Father, I confess that I sometimes treat sacred things as routine. I do not want a faith that costs nothing. Wake me up — gently — to the weight of who you are and what you have done. Help me approach you with real reverence. Amen.

Reflection

This is one of those verses that makes modern readers shift in their seats, and maybe it should. We tend to prefer a God who is endlessly patient, gently shrugging at our half-hearted religion. And God is patient — more so than we deserve. But Paul does not soften this. He says, plainly and without apology, that some people got sick. Some died. Because of how they treated something holy. We do not have a clean theological formula for why some people suffer and others do not — that mystery is real and anyone who claims otherwise is not being honest with you. But this verse challenges a different assumption: the idea that how we practice faith has no real stakes, that going through the motions costs nothing. Paul believed it cost something. That casual religion — especially when it masked injustice and contempt for the poor — was not just spiritually empty but genuinely dangerous. You may not know exactly what to do with that. But let it sit with you: Does your faith have weight? Does it cost you anything at all?
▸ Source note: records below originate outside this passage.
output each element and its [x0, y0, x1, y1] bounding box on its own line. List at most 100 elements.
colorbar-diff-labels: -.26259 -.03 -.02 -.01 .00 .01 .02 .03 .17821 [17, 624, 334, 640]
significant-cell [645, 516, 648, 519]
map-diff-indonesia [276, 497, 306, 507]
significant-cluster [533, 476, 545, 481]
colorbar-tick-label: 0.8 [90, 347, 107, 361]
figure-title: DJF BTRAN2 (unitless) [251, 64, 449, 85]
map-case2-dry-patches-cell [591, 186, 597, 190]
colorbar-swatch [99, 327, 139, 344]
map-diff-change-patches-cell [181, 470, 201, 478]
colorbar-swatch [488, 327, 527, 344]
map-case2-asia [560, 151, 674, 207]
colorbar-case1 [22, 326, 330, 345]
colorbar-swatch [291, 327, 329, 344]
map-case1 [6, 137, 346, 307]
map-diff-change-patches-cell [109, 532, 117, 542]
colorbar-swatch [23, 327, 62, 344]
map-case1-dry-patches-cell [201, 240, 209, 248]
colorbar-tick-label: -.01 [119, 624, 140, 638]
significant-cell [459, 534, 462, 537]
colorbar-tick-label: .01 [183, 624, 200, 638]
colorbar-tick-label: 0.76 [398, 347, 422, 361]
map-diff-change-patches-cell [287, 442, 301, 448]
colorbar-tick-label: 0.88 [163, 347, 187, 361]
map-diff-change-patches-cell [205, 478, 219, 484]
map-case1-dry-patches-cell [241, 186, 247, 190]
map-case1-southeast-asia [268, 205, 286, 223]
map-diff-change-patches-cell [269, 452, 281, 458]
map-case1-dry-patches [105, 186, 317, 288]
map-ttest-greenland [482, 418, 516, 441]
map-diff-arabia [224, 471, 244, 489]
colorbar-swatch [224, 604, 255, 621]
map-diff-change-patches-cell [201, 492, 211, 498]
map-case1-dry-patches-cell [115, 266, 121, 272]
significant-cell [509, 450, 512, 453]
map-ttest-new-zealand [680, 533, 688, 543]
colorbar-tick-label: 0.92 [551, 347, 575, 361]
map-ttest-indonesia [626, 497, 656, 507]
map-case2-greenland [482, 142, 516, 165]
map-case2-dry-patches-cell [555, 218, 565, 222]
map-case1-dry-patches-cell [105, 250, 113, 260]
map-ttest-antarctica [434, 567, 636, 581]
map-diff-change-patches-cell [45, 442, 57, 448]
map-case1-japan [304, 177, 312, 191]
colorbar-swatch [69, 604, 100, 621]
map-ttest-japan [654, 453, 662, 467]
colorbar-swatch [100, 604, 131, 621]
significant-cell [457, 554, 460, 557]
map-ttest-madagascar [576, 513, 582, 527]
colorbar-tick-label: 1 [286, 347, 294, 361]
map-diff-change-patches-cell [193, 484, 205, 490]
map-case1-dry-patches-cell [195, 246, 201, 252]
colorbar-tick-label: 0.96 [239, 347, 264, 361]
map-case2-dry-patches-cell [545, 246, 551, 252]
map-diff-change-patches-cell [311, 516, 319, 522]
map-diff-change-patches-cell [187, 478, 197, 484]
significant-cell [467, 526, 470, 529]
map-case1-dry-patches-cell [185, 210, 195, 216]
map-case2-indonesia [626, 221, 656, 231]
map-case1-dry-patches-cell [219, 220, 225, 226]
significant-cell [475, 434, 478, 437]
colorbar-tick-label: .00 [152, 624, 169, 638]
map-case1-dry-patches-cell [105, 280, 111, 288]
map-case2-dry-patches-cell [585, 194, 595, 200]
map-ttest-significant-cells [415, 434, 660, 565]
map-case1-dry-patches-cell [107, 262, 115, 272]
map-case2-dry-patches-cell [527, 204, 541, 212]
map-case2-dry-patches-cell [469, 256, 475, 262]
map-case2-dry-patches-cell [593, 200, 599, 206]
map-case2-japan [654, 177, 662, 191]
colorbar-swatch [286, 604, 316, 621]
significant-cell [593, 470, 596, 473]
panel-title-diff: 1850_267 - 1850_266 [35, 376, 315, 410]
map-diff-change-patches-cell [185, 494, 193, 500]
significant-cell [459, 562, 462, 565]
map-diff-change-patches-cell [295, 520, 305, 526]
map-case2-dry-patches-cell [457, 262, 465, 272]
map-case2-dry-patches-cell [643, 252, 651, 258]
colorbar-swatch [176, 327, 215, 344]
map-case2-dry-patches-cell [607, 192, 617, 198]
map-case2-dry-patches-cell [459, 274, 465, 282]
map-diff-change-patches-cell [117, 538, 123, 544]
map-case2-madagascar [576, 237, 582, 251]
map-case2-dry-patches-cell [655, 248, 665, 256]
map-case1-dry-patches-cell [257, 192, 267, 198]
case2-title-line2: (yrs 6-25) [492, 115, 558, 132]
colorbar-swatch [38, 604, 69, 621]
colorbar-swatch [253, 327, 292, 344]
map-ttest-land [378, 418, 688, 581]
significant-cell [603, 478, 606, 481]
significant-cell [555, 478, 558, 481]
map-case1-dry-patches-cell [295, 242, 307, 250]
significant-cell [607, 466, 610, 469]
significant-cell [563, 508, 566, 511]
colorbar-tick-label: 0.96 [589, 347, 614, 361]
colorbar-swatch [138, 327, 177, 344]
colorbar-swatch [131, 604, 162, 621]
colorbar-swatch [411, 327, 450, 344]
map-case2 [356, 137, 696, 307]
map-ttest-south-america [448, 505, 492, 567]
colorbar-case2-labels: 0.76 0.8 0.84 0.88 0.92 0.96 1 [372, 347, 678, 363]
Or has it become comfortable enough to carry in your pocket without noticing?

Discussion Questions

1

How do you interpret Paul's claim that people got sick or died because of how they took Communion — do you read that as literal, as metaphorical, or as something harder to categorize?

2

Does the idea that God disciplines people — even through physical consequences — fit with your understanding of who God is? Why or why not, and where does your view come from?

3

This verse implies that faith has real stakes. In what areas of your own life have you been treating faith as low-stakes or purely routine without realizing it?

4

How does the concept of spiritual accountability within a community — that your actions affect not just yourself but the people around you — change how you think about belonging to a church?

5

Is there a spiritual practice in your life that has lost its weight through repetition? What would it take to restore genuine meaning to it?